AB InBev’s Michelob Ultra saw revamped marketing help improve its numbers in the opening half of the year, especially off the back of a struggling Bud Light.
The US company said that Michelob Ultra and Busch Light were two of the top three volume share gainers in the industry.
Doukeris however indicated that Bud Light might have seen the worst of its backlash after last year’s controversy.
“In terms of Bud Light, what we see is stabilisation, all brand indicators getting better. The brand is regaining consideration. Brand continues to have very high penetration.
“Brand has the largest distribution, and we continue to invest in the properties and the activations that all consumers love. So, we’re going to see that most of the investments and the activities around Bud Light will be concentrated in the back end of the year with NFL. And when you think about the overall portfolio, we are gaining share in the month of May and June, which is good signal of stabilisation.”
After the group’s opening quarter, the chief executive said the “entire strategy in the US is about portfolio rebalance.”
Marketing spend and premium push
AB InBev invested circa $3.5bn in sales and marketing in H1 and noted that it had spent more than $7bn per year over the last five years.
When asked about pushing premiumisation forward in its markets and how marketing spend will to grow as a percentage of net sales, Doukeris said they are “good metrics” to check the business.
“They cannot dictate what we do and how we allocate resources.

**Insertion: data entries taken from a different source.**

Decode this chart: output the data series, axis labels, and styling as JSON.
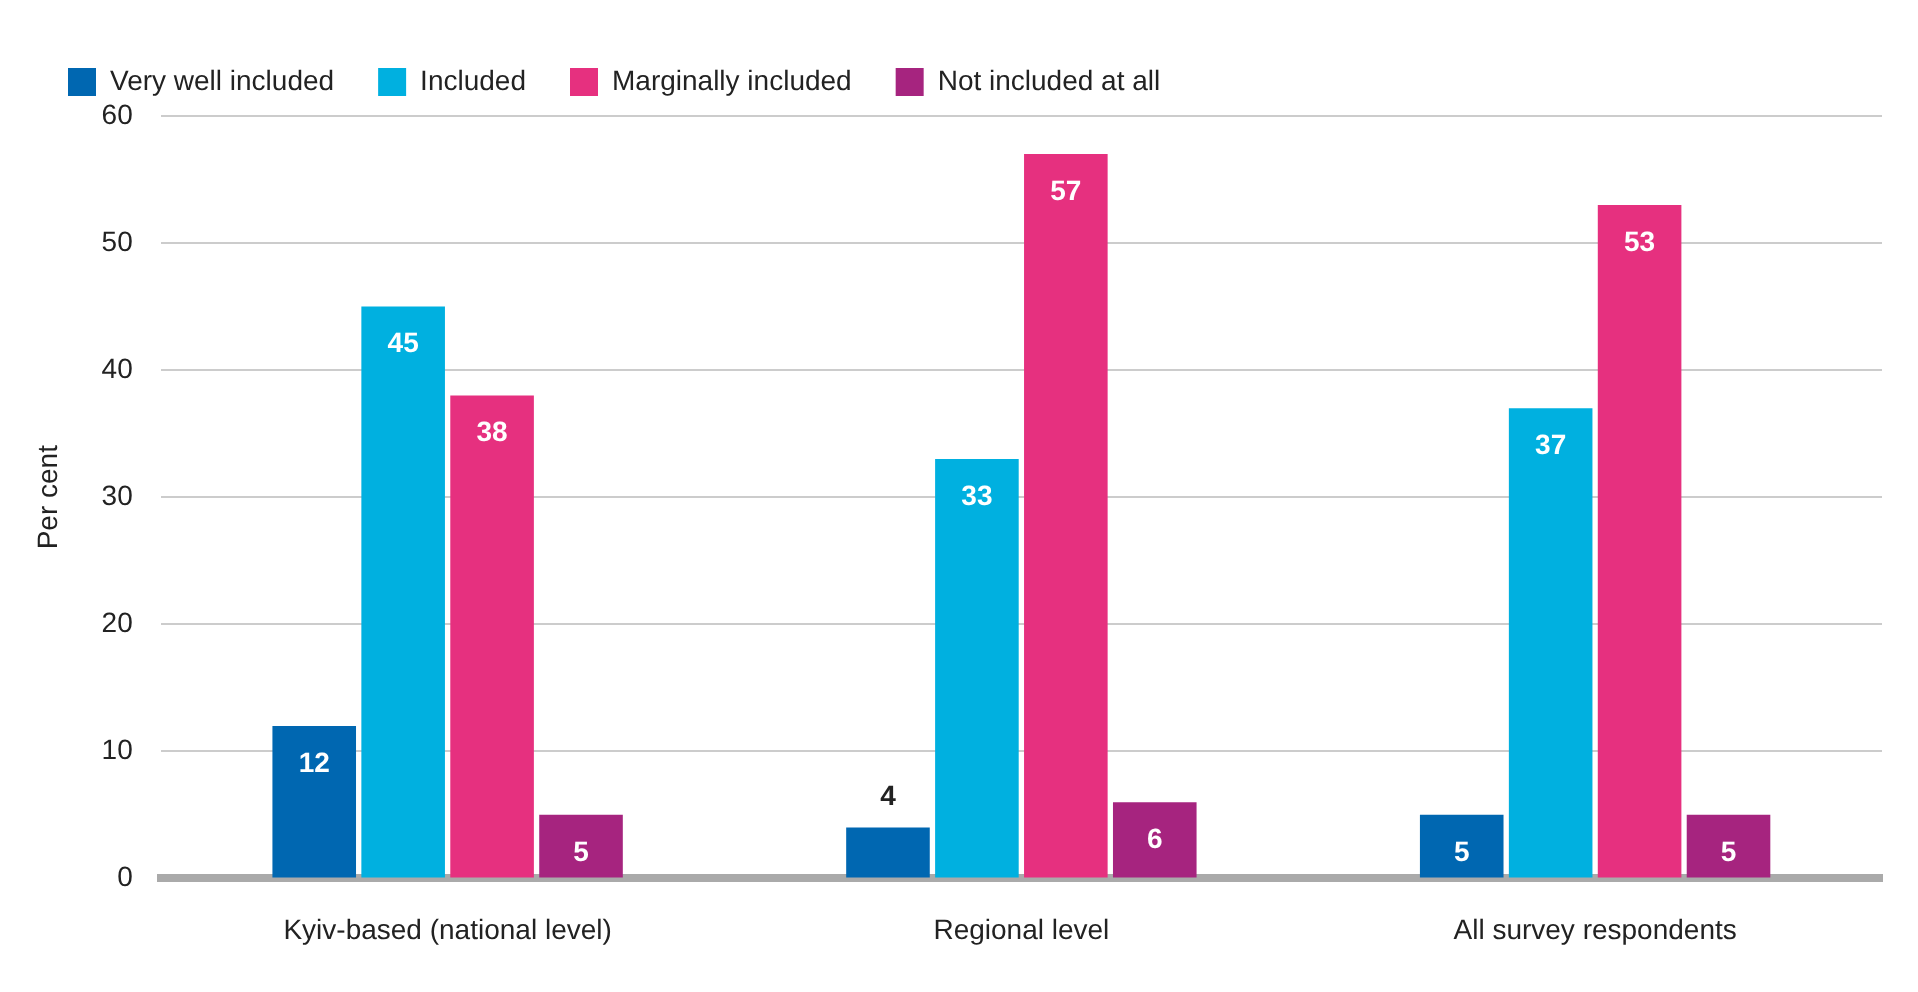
{
  "chart_data": {
    "type": "bar",
    "ylabel": "Per cent",
    "categories": [
      "Kyiv-based (national level)",
      "Regional level",
      "All survey respondents"
    ],
    "series": [
      {
        "name": "Very well included",
        "color": "#0067b1",
        "values": [
          12,
          4,
          5
        ]
      },
      {
        "name": "Included",
        "color": "#00b0e0",
        "values": [
          45,
          33,
          37
        ]
      },
      {
        "name": "Marginally included",
        "color": "#e6307f",
        "values": [
          38,
          57,
          53
        ]
      },
      {
        "name": "Not included at all",
        "color": "#a6247f",
        "values": [
          5,
          6,
          5
        ]
      }
    ],
    "ylim": [
      0,
      60
    ],
    "yticks": [
      0,
      10,
      20,
      30,
      40,
      50,
      60
    ],
    "grid": "y",
    "legend": "top left",
    "data_labels": true
  }
}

So, we are happy: one, with the amount of resources we have; two, we don’t lack resources; three, we’ve been using this in a very effective way.”
He added that premiumisation will be a continued priority “given the consumer demand for our premium and super premium brands and our unwavering commitment to invest for the long term”.
For example, the group’s Colombia segment saw revenues up in the mid-teens and bottom-line by low-twenties, driven by premium and super premium, according to Stirling.
Meanwhile, in EMEA, premium and super premium portfolio accounted for around 57% of revenue for the region in the second quarter.